(I wasn't going to say any more, now that the heavyweights have got involved and partying, but I just can't resist. I know I will probably regret it.)
We don't have a sample of n = 1. We have a sample of n = 100. The data is 90 h and 10 t. In principle it is no different from a sample of 100 children's heights from a mixed distribution (boys and girls). We can use the 100 heights and maximum likelihood to estimate the different means and SDs of the individual distributions.
In our case, the likelihood of a 90h/10t split is a very complicated function of the numbers of each type of coin in our sample of 100. The likelihood of the actual combination of numbers in our sample is, in turn, a complicated function of the proportions in the population. So, the likelihood of a 90h/10t split is a very, very complicated function of the proportions of each type of coin in the population. There are many well understood methods of maximizing a function of several variables, so in principle, the likelihood function and the maximum likelihood solution could be found.
Of course. we have no realistic chance of deriving the function and doing the actual maximization, but it is not hard to accept that a 90%hh 10%tt 0%ht split in the population is the most likely scenario to give a 90h/10t split in our sample.
(It is almost certainly not the actual situation, but it is the most likely.

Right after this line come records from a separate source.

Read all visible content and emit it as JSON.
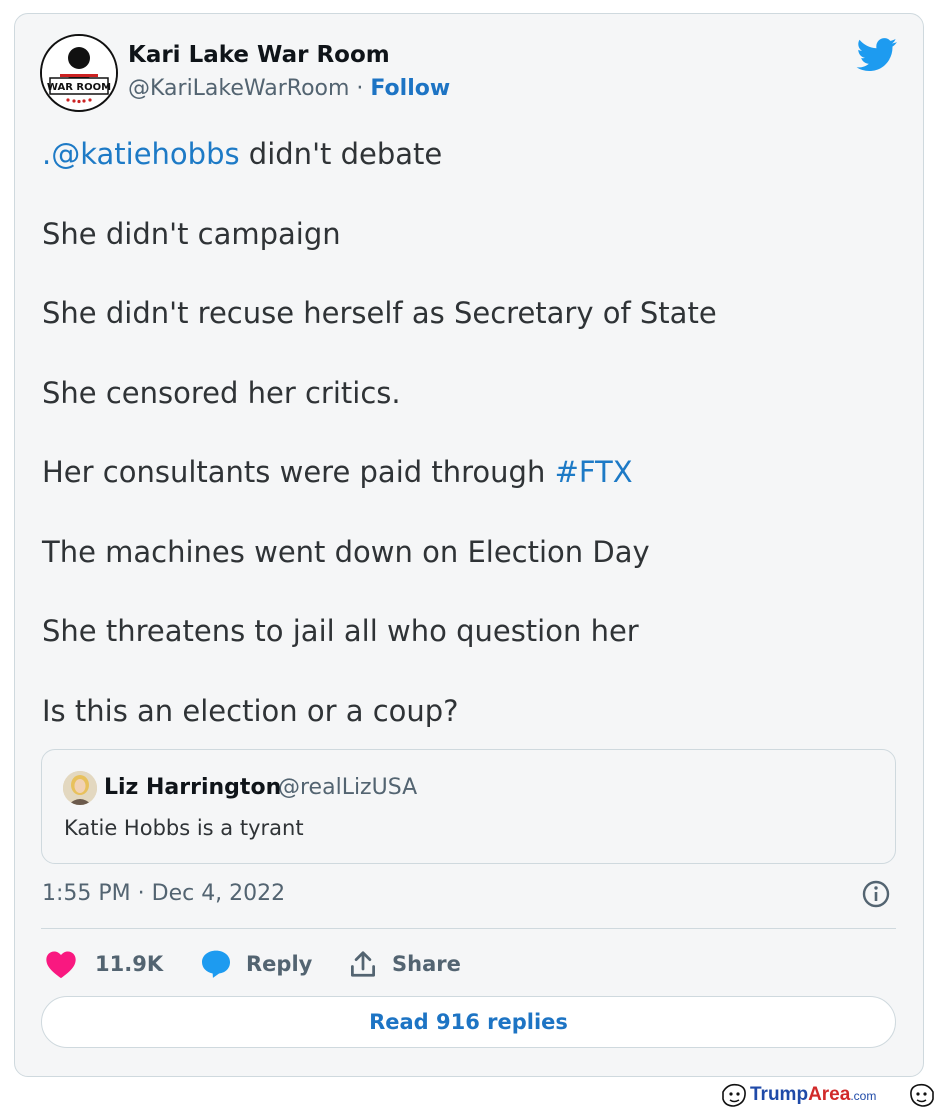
{
  "author": {
    "name": "Kari Lake War Room",
    "handle": "@KariLakeWarRoom",
    "separator": " · ",
    "follow_label": "Follow",
    "avatar_text": "WAR ROOM"
  },
  "tweet": {
    "line1_link": ".@katiehobbs",
    "line1_rest": " didn't debate",
    "line2": "She didn't campaign",
    "line3": "She didn't recuse herself as Secretary of State",
    "line4": "She censored her critics.",
    "line5_text": "Her consultants were paid through ",
    "line5_hashtag": "#FTX",
    "line6": "The machines went down on Election Day",
    "line7": "She threatens to jail all who question her",
    "line8": "Is this an election or a coup?"
  },
  "quote": {
    "name": "Liz Harrington",
    "handle": "@realLizUSA",
    "text": "Katie Hobbs is a tyrant"
  },
  "timestamp": "1:55 PM · Dec 4, 2022",
  "actions": {
    "like_count": "11.9K",
    "reply_label": "Reply",
    "share_label": "Share"
  },
  "read_replies_label": "Read 916 replies",
  "watermark": {
    "part1": "Trump",
    "part2": "Area",
    "part3": ".com"
  },
  "colors": {
    "link": "#1d7ac6",
    "like": "#f91880",
    "reply": "#1d9bf0",
    "twitter": "#1d9bf0"
  }
}
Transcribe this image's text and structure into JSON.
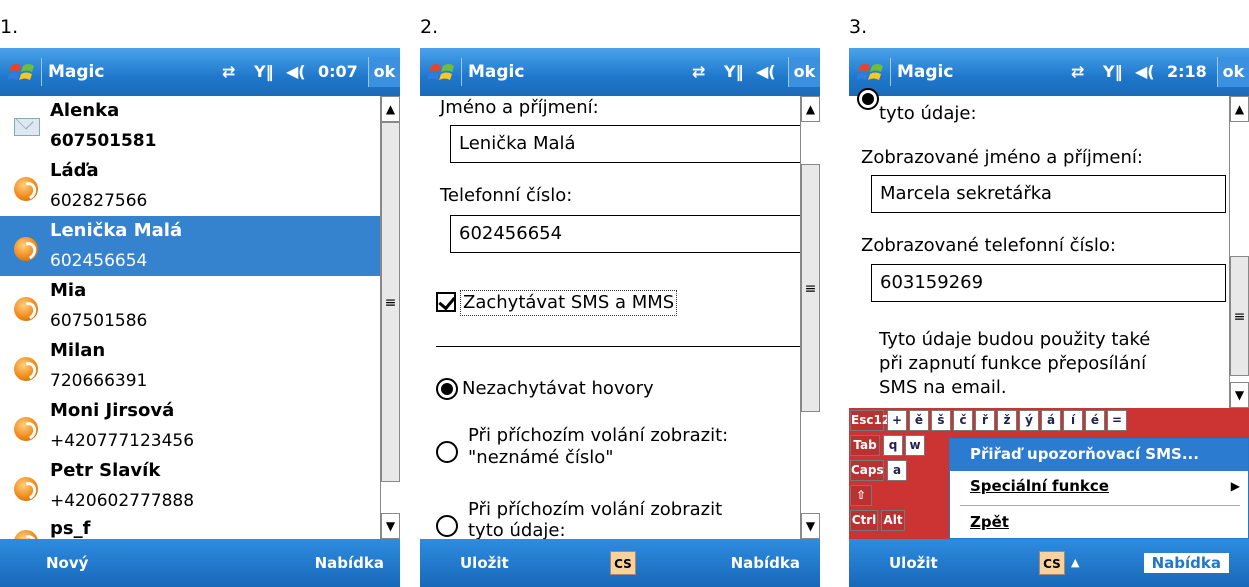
{
  "screens": [
    {
      "number": "1.",
      "title": "Magic",
      "time": "0:07",
      "ok": "ok",
      "soft_left": "Nový",
      "soft_right": "Nabídka",
      "contacts": [
        {
          "name": "Alenka",
          "phone": "607501581",
          "icon": "envelope-icon",
          "phone_bold": true
        },
        {
          "name": "Láďa",
          "phone": "602827566",
          "icon": "phone-icon"
        },
        {
          "name": "Lenička Malá",
          "phone": "602456654",
          "icon": "phone-icon",
          "selected": true
        },
        {
          "name": "Mia",
          "phone": "607501586",
          "icon": "phone-icon"
        },
        {
          "name": "Milan",
          "phone": "720666391",
          "icon": "phone-icon"
        },
        {
          "name": "Moni Jirsová",
          "phone": "+420777123456",
          "icon": "phone-icon"
        },
        {
          "name": "Petr Slavík",
          "phone": "+420602777888",
          "icon": "phone-icon"
        },
        {
          "name": "ps_f",
          "phone": "",
          "icon": "phone-icon"
        }
      ]
    },
    {
      "number": "2.",
      "title": "Magic",
      "ok": "ok",
      "name_label": "Jméno a příjmení:",
      "name_value": "Lenička Malá",
      "phone_label": "Telefonní číslo:",
      "phone_value": "602456654",
      "checkbox_label": "Zachytávat SMS a MMS",
      "checkbox_checked": true,
      "radio1": "Nezachytávat hovory",
      "radio2_line1": "Při příchozím volání zobrazit:",
      "radio2_line2": "\"neznámé číslo\"",
      "radio3_line1": "Při příchozím volání zobrazit",
      "radio3_line2": "tyto údaje:",
      "soft_left": "Uložit",
      "input_method": "CS",
      "soft_right": "Nabídka"
    },
    {
      "number": "3.",
      "title": "Magic",
      "time": "2:18",
      "ok": "ok",
      "top_text": "tyto údaje:",
      "display_name_label": "Zobrazované jméno a příjmení:",
      "display_name_value": "Marcela sekretářka",
      "display_phone_label": "Zobrazované telefonní číslo:",
      "display_phone_value": "603159269",
      "info_line1": "Tyto údaje budou použity také",
      "info_line2": "při zapnutí funkce přeposílání",
      "info_line3": "SMS na email.",
      "keyboard_row1": [
        "Esc",
        "123",
        "+",
        "ě",
        "š",
        "č",
        "ř",
        "ž",
        "ý",
        "á",
        "í",
        "é",
        "="
      ],
      "keyboard_col": [
        "Tab",
        "q",
        "w",
        "Caps",
        "a",
        "Ctrl",
        "Alt"
      ],
      "menu": {
        "item1": "Přiřaď upozorňovací SMS...",
        "item2": "Speciální funkce",
        "item3": "Zpět"
      },
      "soft_left": "Uložit",
      "input_method": "CS",
      "soft_right": "Nabídka"
    }
  ]
}
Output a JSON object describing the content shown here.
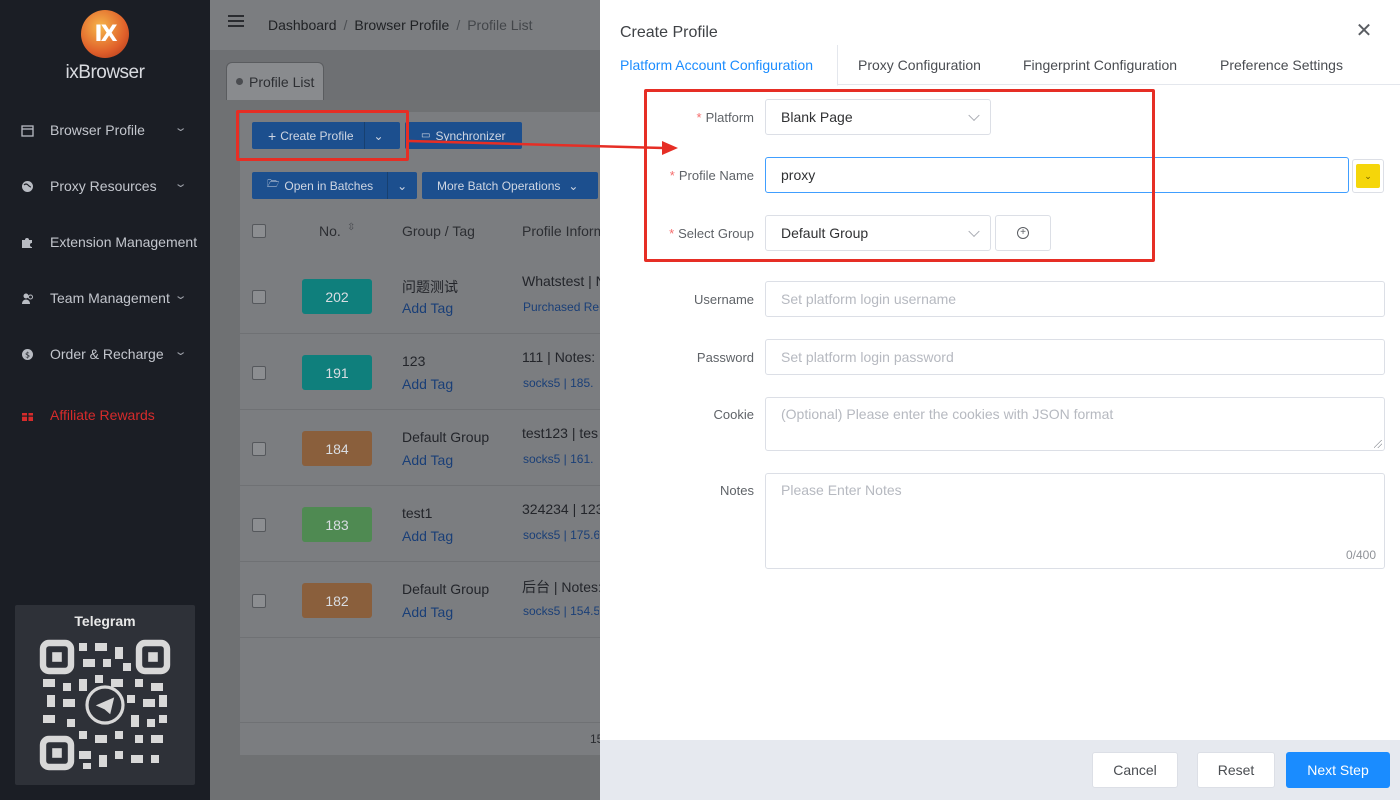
{
  "app": {
    "name": "ixBrowser",
    "logo_mark": "IX"
  },
  "sidebar": {
    "items": [
      {
        "label": "Browser Profile",
        "icon": "calendar-icon"
      },
      {
        "label": "Proxy Resources",
        "icon": "globe-icon"
      },
      {
        "label": "Extension Management",
        "icon": "puzzle-icon"
      },
      {
        "label": "Team Management",
        "icon": "users-icon"
      },
      {
        "label": "Order & Recharge",
        "icon": "dollar-icon"
      },
      {
        "label": "Affiliate Rewards",
        "icon": "gift-icon",
        "color": "#d62b2b"
      }
    ],
    "telegram_title": "Telegram"
  },
  "header": {
    "breadcrumb": [
      "Dashboard",
      "Browser Profile",
      "Profile List"
    ]
  },
  "tabs": {
    "active": "Profile List"
  },
  "toolbar": {
    "create_profile": "Create Profile",
    "synchronizer": "Synchronizer",
    "open_in_batches": "Open in Batches",
    "more_batch_operations": "More Batch Operations"
  },
  "table": {
    "columns": [
      "No.",
      "Group / Tag",
      "Profile Informe"
    ],
    "add_tag": "Add Tag",
    "rows": [
      {
        "no": "202",
        "color": "#0f7f7c",
        "group": "问题测试",
        "info": "Whatstest | N",
        "sub": "Purchased Re"
      },
      {
        "no": "191",
        "color": "#0f7f7c",
        "group": "123",
        "info": "111 | Notes:",
        "sub": "socks5 | 185."
      },
      {
        "no": "184",
        "color": "#8a5f3c",
        "group": "Default Group",
        "info": "test123 | tes",
        "sub": "socks5 | 161."
      },
      {
        "no": "183",
        "color": "#4f8a52",
        "group": "test1",
        "info": "324234 | 123",
        "sub": "socks5 | 175.6"
      },
      {
        "no": "182",
        "color": "#8a5f3c",
        "group": "Default Group",
        "info": "后台 | Notes:",
        "sub": "socks5 | 154.5"
      }
    ],
    "footer_partial": "15"
  },
  "drawer": {
    "title": "Create Profile",
    "tabs": [
      "Platform Account Configuration",
      "Proxy Configuration",
      "Fingerprint Configuration",
      "Preference Settings"
    ],
    "form": {
      "platform_label": "Platform",
      "platform_value": "Blank Page",
      "profile_name_label": "Profile Name",
      "profile_name_value": "proxy",
      "select_group_label": "Select Group",
      "select_group_value": "Default Group",
      "username_label": "Username",
      "username_placeholder": "Set platform login username",
      "password_label": "Password",
      "password_placeholder": "Set platform login password",
      "cookie_label": "Cookie",
      "cookie_placeholder": "(Optional) Please enter the cookies with JSON format",
      "notes_label": "Notes",
      "notes_placeholder": "Please Enter Notes",
      "notes_counter": "0/400"
    },
    "footer": {
      "cancel": "Cancel",
      "reset": "Reset",
      "next": "Next Step"
    }
  },
  "colors": {
    "accent": "#1a8cff",
    "highlight": "#e62e25",
    "swatch": "#f5d60a"
  }
}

Or can you think of a more likely one?)
Actually it is interesting that you bring up mixture distributions, as it definitely has that flavor. I'm vaguely aware that mixtures of binomials are not always identifiable in the sense of page 448 top Identifiability of mixtures of power-series distributions and related characterizations (ism.ac.jp). That is essentially the argument i was making about the population model, that even if i told you the actual chance of obtaining a head, more than one set of mixing parameters (ie the frequency with which double head/fair are drawn from the super population) may produce it. so if i said there is a 90% chance of obtaining a head in this experiment, you would have 0.9 = chance of a true head + 0.5 * chance of a fair coin. That's what the paper says anyway...
What im not so sure about is: does considering the finite sample model as you do alter the identifiability problem? I think that is ultimately the kernel of what im trying to get at here.
Its fine that it is maximum liklihood, but lilihood is only important because it produces good estimates. If it fails to do so, what is the differene between very likely non-sense, and just guessing at random. Its pretty clear that asymtotically the mle you discuss gives an estimated number of double heads = true double heads + 0.5 * true fair coins? If that's right then it is asymptotically biased, and, worse yet, it gets further away from the 'right' answer as the number of coins increases!
It's the 4th and I've had a few drinks but ... Is anybody really that concerned that when n=1 we might not be able to do great?